In framing the story, He Ping skillfully uses the intricate system of courtyards that traditionally has come to express the strictures of pre-revolutionary Chinese life; his compositions alternate dark shadows and flooding natural light, and contrast the factory’s orderliness with the unpredictable tumult of the nearby Yellow River. Unfortunately, Da Ying’s script is not as nuanced as the director’s rendering of it. Nie Bao and Chun Zhi are too shallow to justify their deep yearnings, so the film’s explosions seem detonated less by character than by sheer narrative necessity.

The lot of Latin American immigrants who venture across the U.S. border is not an easy one, as writer/director Greg ory Nava has already demonstrated in his 1983 film, El Norte. There are echoes of that saga in Nava’s new My Family (Mi Familia), but this time Nava and his longtime collaborator, producer/co-writer Anna Thomas, have sugarcoated their tale. Despite the occasional outrage, this epic finds more solace in family than the scenario actually justifies.

Family follows three generations of Mexican-Americans in East Los Angeles, and features more tones than characters. Sometimes naturalistic, sometimes folkloric, the film ventures unconvincingly into politics, melodrama, magical realism, and even sitcommery. Nava seems to grab for whatever’s closest on the shelf, and the result is thematically incoherent.

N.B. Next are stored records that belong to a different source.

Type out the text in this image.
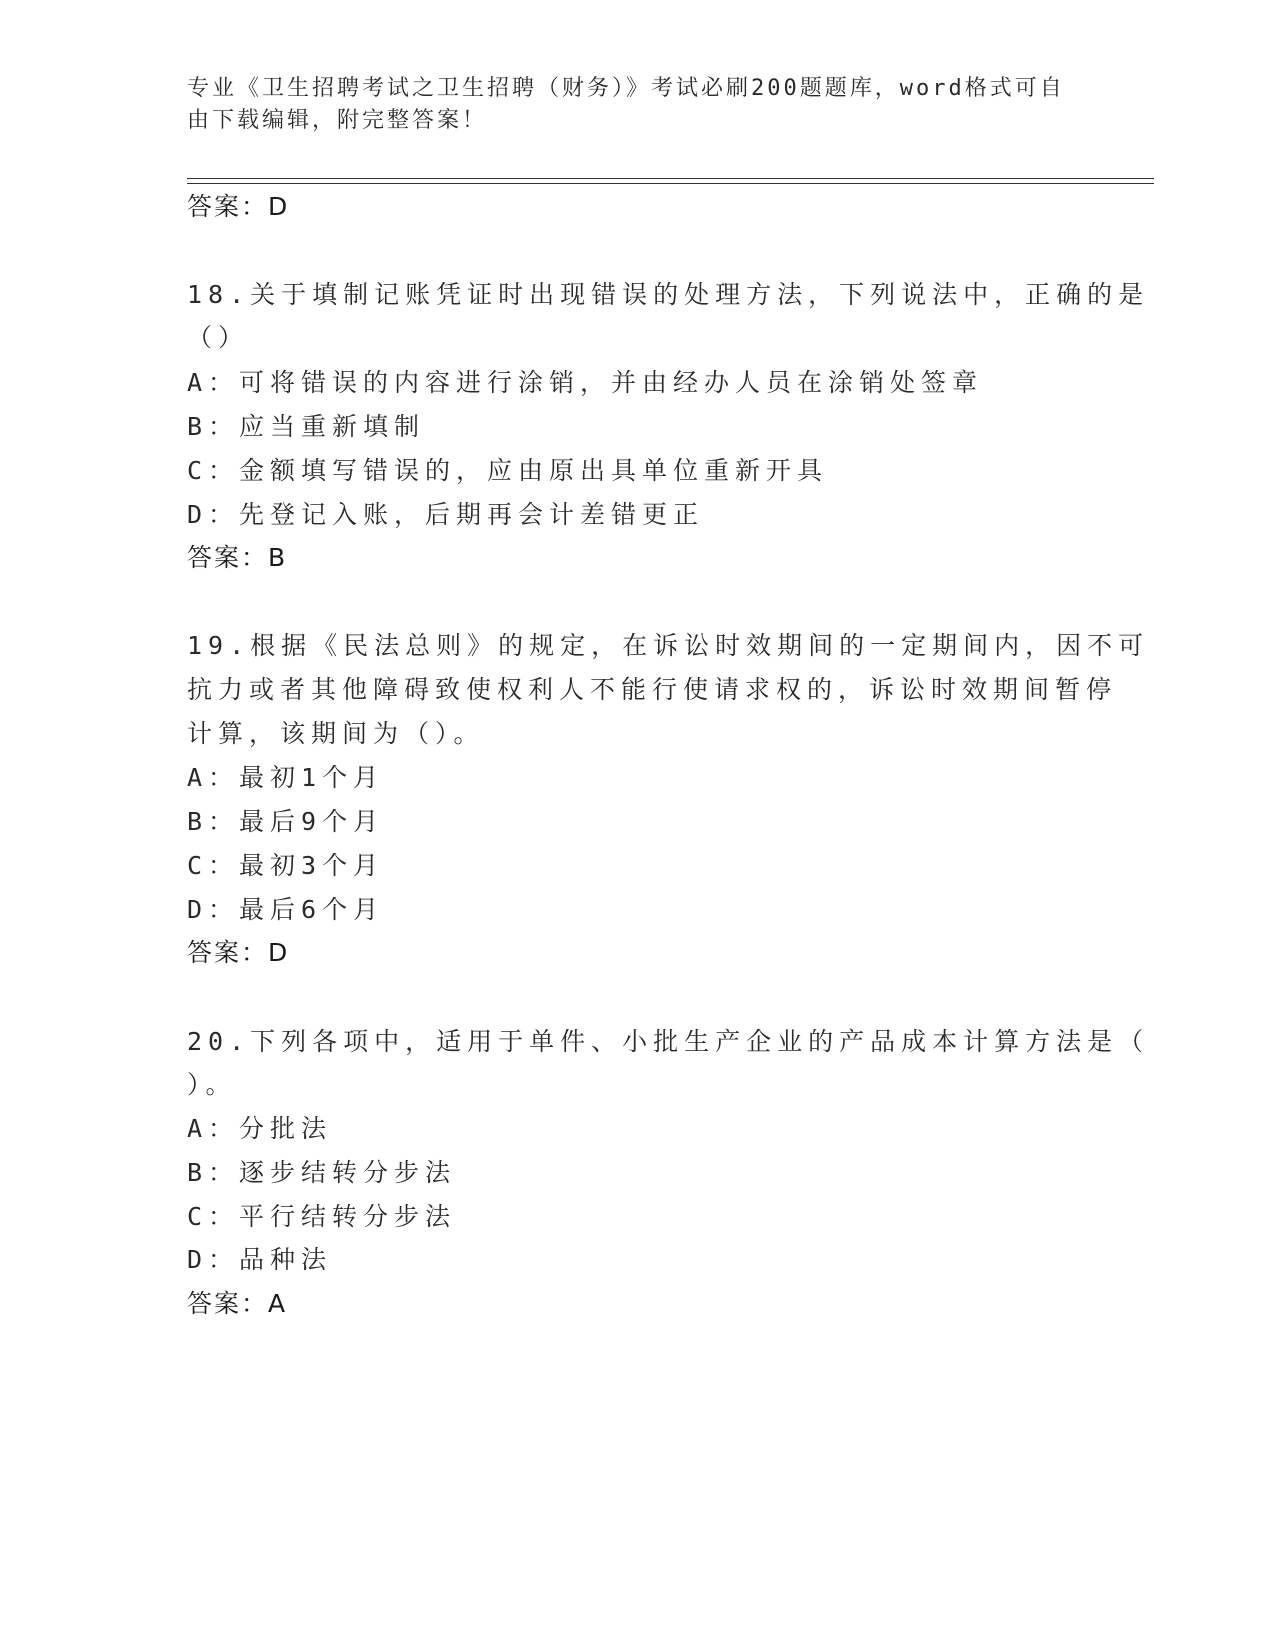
专业《卫生招聘考试之卫生招聘（财务）》考试必刷200题题库，word格式可自
由下载编辑，附完整答案！
答案：D
18.关于填制记账凭证时出现错误的处理方法，下列说法中，正确的是
（）
A：可将错误的内容进行涂销，并由经办人员在涂销处签章
B：应当重新填制
C：金额填写错误的，应由原出具单位重新开具
D：先登记入账，后期再会计差错更正
答案：B
19.根据《民法总则》的规定，在诉讼时效期间的一定期间内，因不可
抗力或者其他障碍致使权利人不能行使请求权的，诉讼时效期间暂停
计算，该期间为（）。
A：最初1个月
B：最后9个月
C：最初3个月
D：最后6个月
答案：D
20.下列各项中，适用于单件、小批生产企业的产品成本计算方法是（
）。
A：分批法
B：逐步结转分步法
C：平行结转分步法
D：品种法
答案：A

The tale is narrated by Paco (Edward James Olmos), a representative of the middle generation, who begins with a story of his father, Jose, that plays like something out of Don Juan DeMarco. “Actually, nothing like that ever happened,” Paco quickly adds, substituting a less dramatic but equally cutesy tale: How his Mexican dad, ignorant of the very concept of “another country,” set out to visit a relative in Los Angeles, an excursion he thought would require a day and in fact took a year.

Later, Paco’s California-born mother, Maria, will undertake a similar trek. Expelled from the country by immigration agents who don’t care that she’s a citizen, the pregnant woman waits for her baby to be born and then begins the long walk home. Swept into a swollen river, Maria somehow saves herself and her baby, Chucho, cheating the “river god” (and his agent, an owl) of Chucho’s life.

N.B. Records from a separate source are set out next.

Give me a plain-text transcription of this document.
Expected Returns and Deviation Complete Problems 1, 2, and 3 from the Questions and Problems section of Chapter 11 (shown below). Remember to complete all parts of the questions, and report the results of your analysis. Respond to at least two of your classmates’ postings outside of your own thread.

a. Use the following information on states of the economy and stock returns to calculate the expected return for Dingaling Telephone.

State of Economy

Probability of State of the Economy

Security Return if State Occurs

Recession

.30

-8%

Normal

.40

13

Though Paco, an aspiring writer, denounces the machismo of his younger brothers, Nava is fascinated by the family’s beautiful losers. Of Maria and Jose’s six children, most are written off in the narrative equivalent of a sentence: One daughter eats too much and opens a restaurant; another, Toni, becomes a nun and is politicized in Central America; a son who goes to law school is dismissed as an Anglo wanna-be (and his blond fiancée and potential in-laws as objects of ridicule). Nava finds plenty of screen time, however, for Chucho (Esai Morales), a knife-wielding late-’50s pot dealer who takes on both rival gang members and the police, and for Jimmy (Jimmy Smits), the youngest, who carries Chucho’s self-destructive legacy into the ’70s.

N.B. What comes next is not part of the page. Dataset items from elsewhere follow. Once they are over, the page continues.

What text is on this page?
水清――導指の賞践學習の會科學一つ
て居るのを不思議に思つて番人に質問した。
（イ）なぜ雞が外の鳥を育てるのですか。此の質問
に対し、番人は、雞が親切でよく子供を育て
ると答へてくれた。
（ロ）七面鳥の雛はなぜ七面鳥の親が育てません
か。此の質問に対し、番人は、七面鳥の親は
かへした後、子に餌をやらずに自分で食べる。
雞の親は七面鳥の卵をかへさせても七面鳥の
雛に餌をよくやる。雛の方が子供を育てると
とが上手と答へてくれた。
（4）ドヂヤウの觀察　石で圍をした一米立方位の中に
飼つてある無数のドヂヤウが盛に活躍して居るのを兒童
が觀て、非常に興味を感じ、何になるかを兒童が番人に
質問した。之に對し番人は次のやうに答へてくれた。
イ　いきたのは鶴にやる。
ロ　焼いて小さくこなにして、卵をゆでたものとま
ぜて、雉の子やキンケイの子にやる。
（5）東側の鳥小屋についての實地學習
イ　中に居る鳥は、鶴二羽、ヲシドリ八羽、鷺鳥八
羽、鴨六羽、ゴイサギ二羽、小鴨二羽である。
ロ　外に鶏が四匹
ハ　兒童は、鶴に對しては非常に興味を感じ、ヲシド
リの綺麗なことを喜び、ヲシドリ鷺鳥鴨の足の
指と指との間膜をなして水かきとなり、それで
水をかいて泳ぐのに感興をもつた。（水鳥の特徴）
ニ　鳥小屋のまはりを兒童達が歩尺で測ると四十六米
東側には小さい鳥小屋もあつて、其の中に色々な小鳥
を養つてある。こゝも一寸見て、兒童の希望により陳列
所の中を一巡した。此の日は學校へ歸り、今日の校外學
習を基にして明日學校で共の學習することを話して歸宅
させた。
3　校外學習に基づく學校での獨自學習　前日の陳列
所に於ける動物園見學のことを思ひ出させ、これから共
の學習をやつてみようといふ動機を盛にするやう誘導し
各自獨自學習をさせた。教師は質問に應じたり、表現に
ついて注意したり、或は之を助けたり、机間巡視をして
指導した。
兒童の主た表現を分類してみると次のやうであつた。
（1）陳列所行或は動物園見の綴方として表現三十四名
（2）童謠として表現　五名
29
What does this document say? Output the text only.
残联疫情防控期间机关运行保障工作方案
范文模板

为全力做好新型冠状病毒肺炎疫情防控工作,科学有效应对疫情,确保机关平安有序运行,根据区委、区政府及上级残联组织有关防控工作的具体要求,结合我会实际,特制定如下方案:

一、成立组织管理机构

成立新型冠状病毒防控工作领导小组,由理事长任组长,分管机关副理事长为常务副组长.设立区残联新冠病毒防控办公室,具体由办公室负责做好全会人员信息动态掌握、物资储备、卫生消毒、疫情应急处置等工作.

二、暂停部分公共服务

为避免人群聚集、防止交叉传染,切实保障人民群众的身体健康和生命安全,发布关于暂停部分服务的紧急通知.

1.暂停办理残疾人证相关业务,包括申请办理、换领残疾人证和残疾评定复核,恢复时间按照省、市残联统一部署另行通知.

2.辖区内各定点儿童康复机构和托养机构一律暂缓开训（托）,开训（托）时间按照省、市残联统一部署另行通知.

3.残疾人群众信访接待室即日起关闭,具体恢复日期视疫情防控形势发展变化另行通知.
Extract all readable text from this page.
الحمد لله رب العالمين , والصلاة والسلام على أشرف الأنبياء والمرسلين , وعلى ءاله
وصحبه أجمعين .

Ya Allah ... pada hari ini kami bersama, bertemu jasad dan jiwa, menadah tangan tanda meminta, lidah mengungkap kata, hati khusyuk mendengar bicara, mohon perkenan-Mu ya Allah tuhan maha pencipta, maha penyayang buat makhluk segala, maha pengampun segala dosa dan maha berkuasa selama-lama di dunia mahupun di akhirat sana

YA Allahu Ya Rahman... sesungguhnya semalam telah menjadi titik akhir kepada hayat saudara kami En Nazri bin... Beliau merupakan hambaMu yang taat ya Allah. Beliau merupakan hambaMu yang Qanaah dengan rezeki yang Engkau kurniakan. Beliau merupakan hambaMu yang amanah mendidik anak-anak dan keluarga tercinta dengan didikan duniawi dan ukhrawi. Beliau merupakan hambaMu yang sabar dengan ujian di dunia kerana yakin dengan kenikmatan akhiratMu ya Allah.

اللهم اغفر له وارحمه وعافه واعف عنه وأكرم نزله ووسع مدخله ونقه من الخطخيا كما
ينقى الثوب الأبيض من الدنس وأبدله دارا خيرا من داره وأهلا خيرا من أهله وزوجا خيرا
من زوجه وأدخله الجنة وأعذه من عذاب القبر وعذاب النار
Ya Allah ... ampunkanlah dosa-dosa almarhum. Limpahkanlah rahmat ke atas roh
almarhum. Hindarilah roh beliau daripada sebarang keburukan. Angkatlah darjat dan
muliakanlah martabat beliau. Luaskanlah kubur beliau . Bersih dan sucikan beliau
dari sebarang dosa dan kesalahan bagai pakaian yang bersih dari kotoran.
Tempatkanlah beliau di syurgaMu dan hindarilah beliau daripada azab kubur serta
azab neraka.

The fates of Chucho and Jimmy illustrate Family‘s tendencies toward muddle. When the former is shot down by overeager cops, his death is attributed to the river god, finally claiming the soul he thought was his 20 years before. (Yeah, the owl shows up again.) Later, sullen Jimmy weds a Salvadoran woman, Isabel, who Toni is trying to save from deportation and likely death. After their marriage, Jimmy reluctantly falls in love with Isabel; despite Maria and Jose’s objections to the green-card union, it turns out that bringing someone into the family is always for the best. In rescuing Isabel from the death squads, though, current events rapidly degenerate into soap opera. Fortunately, Isabel and Jimmy’s son, Carlito, is a family therapist in the form of a straight-talking 4-year-old.

There are some structural devices linking this sprawling tale, including Paco’s narration and repeated shots of the bridges that lead to jobs on the west side of town. These are more contrived than integral, but they’re the best Family can offer; the members of Maria and Jose’s brood are as blatantly disparate as the film’s pitch is wavering. In its efforts to illustrate various aspects of the Mexican-American experience, a sense of family is one of the film’s principal casualties.